One of the shortest but most resonant is the extraordinary story of his father asking him to leave home. "We both know why I'm doing this," his father says. Sedaris assumes it is because he is a failure, a drug addict and a sponge. He would not know until months later that his father had kicked him out because he was gay. They seem to get on all right afterwards, though.
"The Girl Next Door", about his friendship with an insanely evil devil child, chills the blood, but Sedaris remains cheerfully upbeat about almost everything throughout these stories, narrating with a warm, witty voice that reminds one of Garrison Keillor.
Average Customer Rating:
Not Like Any Other Ordinary Book
This is a fantastic book and enjoyable to read. The author does not eliminate nor deny any childhood embarrassing moments, such as playing strip poker. He first refuses to play strip poker knowing he'll be stripped butt naked. He settles in and turns the table and tricks the other boys pretending he knows how to play poker. The stories are so hilarious that you will definitely be amused. There's a chapter called, Auntie Monie who would come to visit a few times in a year. His mother tries to become more comfortable with Auntie Monie foreseeing some inheritance. Then his mother would kick the children outside one winter day locking them out. He's a brilliant comedian and shows it in this book. By the end of the chapter, there will be that one thought that will stick in your mind and make you giggle. Sedaris is a really good story teller and can draw you into his books like never before. The stories are non-stop; you won't be able to put your book down.
what a wonderful dysfunctional world!
What Sedaris does so well is to show his audience pictures. He doesn't just tell you about his family and the way he views them, he describes them so well that I found myself added to the story. I'm not actually in the book, but I felt ghostly close to the events that took place. I watched from the basement as he tells the other boys "It's against my religion to play poker." I find myself in the backseat of the car as his mother asked "Do you want me to give you a ride back to your little shantytown?" Sedaris's humor is dry and sarcastic. He preys on the ignorance of others and himself, finding no person to sacred that they avoid his story pictures.
The book is separated into 22 different short stories, ranging from his childhood to his midlife. The stories have no particular unifying theme, just glimpses into the David Sedaris experience, many which include his family. Most of the book's situations are treated light heartedly, with a dysfunctional undertone. What Sedaris does so well is to keep the reader interested. I wanted to find out why the man in "Blood Work" feels the need to masturbate on the couch while Sedaris vacuums the man's living room. Who wouldn't want to keep reading when a story starts of with "I was on the front porch, drowning a mouse in a bucket when this van pulled up, which was strange." Sedaris's writing style is one where he passes off abnormal situations as typical and changes ordinary ones to insane.
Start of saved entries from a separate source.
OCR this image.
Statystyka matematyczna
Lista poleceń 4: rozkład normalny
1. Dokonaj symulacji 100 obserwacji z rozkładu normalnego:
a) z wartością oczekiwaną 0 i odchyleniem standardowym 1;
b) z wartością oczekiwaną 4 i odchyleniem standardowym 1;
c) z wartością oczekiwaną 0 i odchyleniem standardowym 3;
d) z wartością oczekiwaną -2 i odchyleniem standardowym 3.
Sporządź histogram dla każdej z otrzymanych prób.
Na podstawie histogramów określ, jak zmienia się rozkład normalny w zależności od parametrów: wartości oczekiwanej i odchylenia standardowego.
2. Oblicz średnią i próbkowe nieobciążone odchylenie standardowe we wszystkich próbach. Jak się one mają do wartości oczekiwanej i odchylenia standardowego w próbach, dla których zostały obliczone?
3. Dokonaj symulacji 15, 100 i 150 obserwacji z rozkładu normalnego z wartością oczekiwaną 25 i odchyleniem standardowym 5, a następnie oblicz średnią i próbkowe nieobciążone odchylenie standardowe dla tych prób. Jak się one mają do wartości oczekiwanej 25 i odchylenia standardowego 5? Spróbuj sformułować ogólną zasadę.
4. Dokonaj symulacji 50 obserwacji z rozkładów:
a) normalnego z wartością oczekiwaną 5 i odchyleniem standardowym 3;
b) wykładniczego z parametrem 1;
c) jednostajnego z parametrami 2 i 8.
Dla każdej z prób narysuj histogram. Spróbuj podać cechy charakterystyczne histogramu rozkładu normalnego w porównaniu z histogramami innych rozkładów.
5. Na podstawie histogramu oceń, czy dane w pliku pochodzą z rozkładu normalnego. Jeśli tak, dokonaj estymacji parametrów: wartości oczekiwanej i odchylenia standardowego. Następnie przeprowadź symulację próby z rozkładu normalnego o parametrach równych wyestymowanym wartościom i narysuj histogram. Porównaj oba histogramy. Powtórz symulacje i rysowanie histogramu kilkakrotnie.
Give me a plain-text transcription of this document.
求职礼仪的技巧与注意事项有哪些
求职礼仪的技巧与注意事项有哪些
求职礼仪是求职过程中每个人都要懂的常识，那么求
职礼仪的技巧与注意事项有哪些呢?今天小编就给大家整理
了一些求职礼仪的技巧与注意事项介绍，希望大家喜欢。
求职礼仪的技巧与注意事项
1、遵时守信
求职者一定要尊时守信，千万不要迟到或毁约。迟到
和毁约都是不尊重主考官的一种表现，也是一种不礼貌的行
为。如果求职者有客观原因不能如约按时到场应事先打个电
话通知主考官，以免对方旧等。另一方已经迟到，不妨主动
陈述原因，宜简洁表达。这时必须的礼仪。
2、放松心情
The downside to his writing is that sometimes he is too hard on himself and the reader gets the feeling that he just may not like himself very much. If only Sedaris could see himself as I do, a true artist, who paints pictures in the minds of the readers that will last a lifetime.
I wish I could make my own neuroses this entertaining
You wonder what David Sedaris will do for material once he's finished excavating his own biography. But he's so merciless in his self-deprecating navel-gazing that he can probably always wring something out of whatever happens to him tomorrow. The anecdote about the mouse, which I first heard on the radio, alone qualifies this book as a memorably discomforting read.